A partir de Agosto de 1914, o drama da “Guerra Grande” marca presença nas páginas do boletim. Álvaro Pinto escreve a crónica “Portugal e a Guerra Grande” , onde analisa as razões da guerra e os motivos da loucura alemã, e interroga-se sobre a atitude de Portugal, apontando para um apoio à causa da justiça e à vitória do direito. Jaime Cortesão, no mês seguinte, com o texto “A Renascença Portuguesa e a Guerra”, exorta à solidariedade greco-latina, perante o perigo que ameaça a França, e propõe “à meditação e actividade dos nossos amigos este belo motivo a solicitar as suas energias” . E, coerente com a sua posição, em breve se alista nas fileiras dos voluntários como médico, retomando assim a actividade profissional que tinha suspendido havia alguns anos.
As dissidências no seio da Renascença Portuguesa e a dispersão que a Guerra provocou, vão apressar o fim da publicação do Boletim A Vida Portuguesa. Em breve se assistirá ao abandono da direcção da revista A Águia por Teixeira de Pascoaes, às dissidências mais surpreendentes de Jaime Cortesão e de Álvaro Pinto, e à criação do movimento e da publicação da Seara Nova…

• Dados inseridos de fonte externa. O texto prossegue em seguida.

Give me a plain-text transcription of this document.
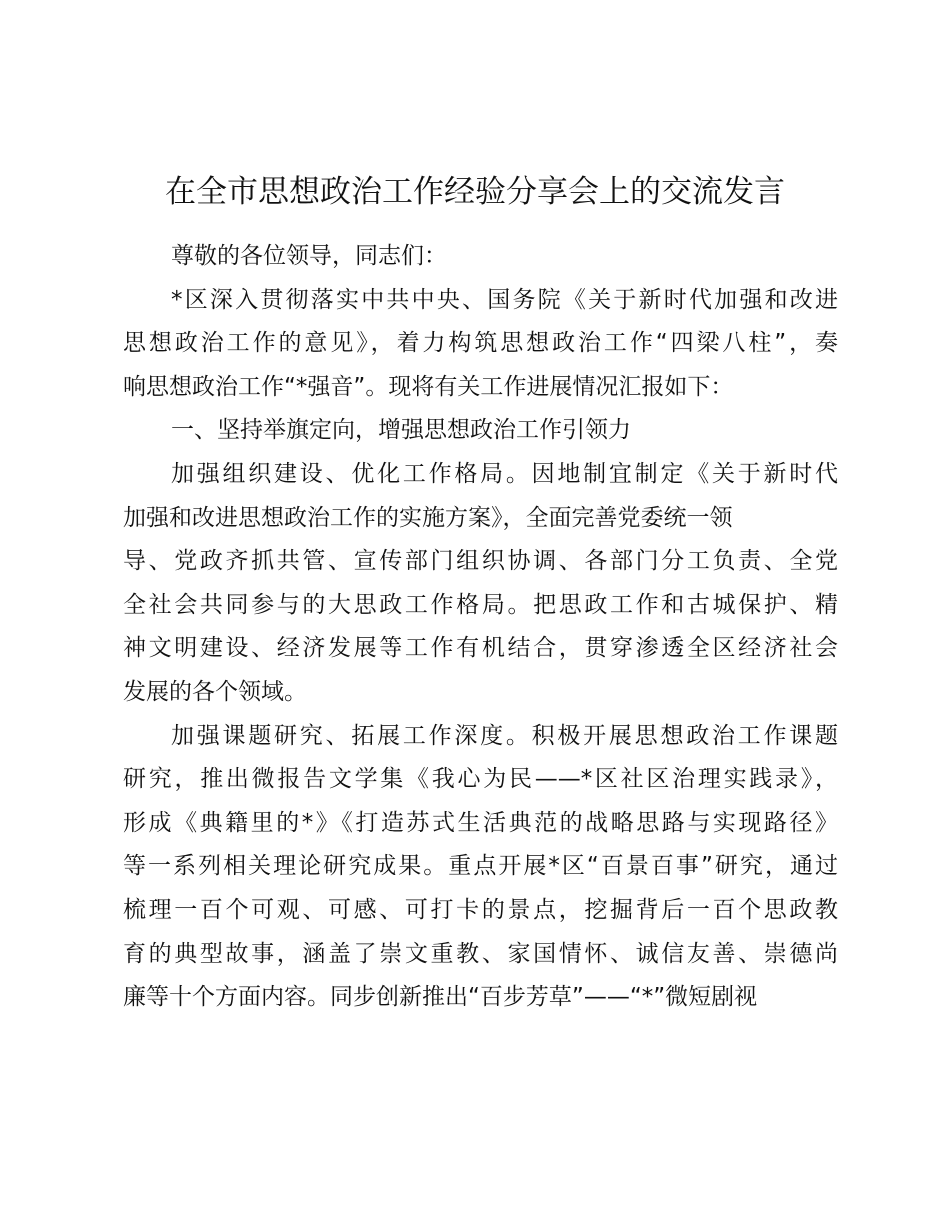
在全市思想政治工作经验分享会上的交流发言
尊敬的各位领导，同志们：
*区深入贯彻落实中共中央、国务院《关于新时代加强和改进
思想政治工作的意见》，着力构筑思想政治工作“四梁八柱”，奏
响思想政治工作“*强音”。现将有关工作进展情况汇报如下：
一、坚持举旗定向，增强思想政治工作引领力
加强组织建设、优化工作格局。因地制宜制定《关于新时代
加强和改进思想政治工作的实施方案》，全面完善党委统一领
导、党政齐抓共管、宣传部门组织协调、各部门分工负责、全党
全社会共同参与的大思政工作格局。把思政工作和古城保护、精
神文明建设、经济发展等工作有机结合，贯穿渗透全区经济社会
发展的各个领域。
加强课题研究、拓展工作深度。积极开展思想政治工作课题
研究，推出微报告文学集《我心为民——*区社区治理实践录》，
形成《典籍里的*》《打造苏式生活典范的战略思路与实现路径》
等一系列相关理论研究成果。重点开展*区“百景百事”研究，通过
梳理一百个可观、可感、可打卡的景点，挖掘背后一百个思政教
育的典型故事，涵盖了崇文重教、家国情怀、诚信友善、崇德尚
廉等十个方面内容。同步创新推出“百步芳草”——“*”微短剧视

Jaime Cortesão desiste dum projecto, mas continua a lutar pelos mesmos ideais de renovação, que o hão-de levar a novos empreendimentos e a longínquas paragens. Por agora, fica a mudança de estratégia, que ele explica em carta ao amigo Álvaro Pinto: “A Renascença, nascida antes da guerra, correspondeu a uma época do mundo e a uma idade nossa que passou. Sob o ponto de vista de ideias, que deram a célebre discussão entre Pascoaes e Sérgio, eu hoje pendo para o lado do último. No túmulo cheio de velhos miasmas, que é a Nação, devem entrar lufadas de ar distante e renovador”.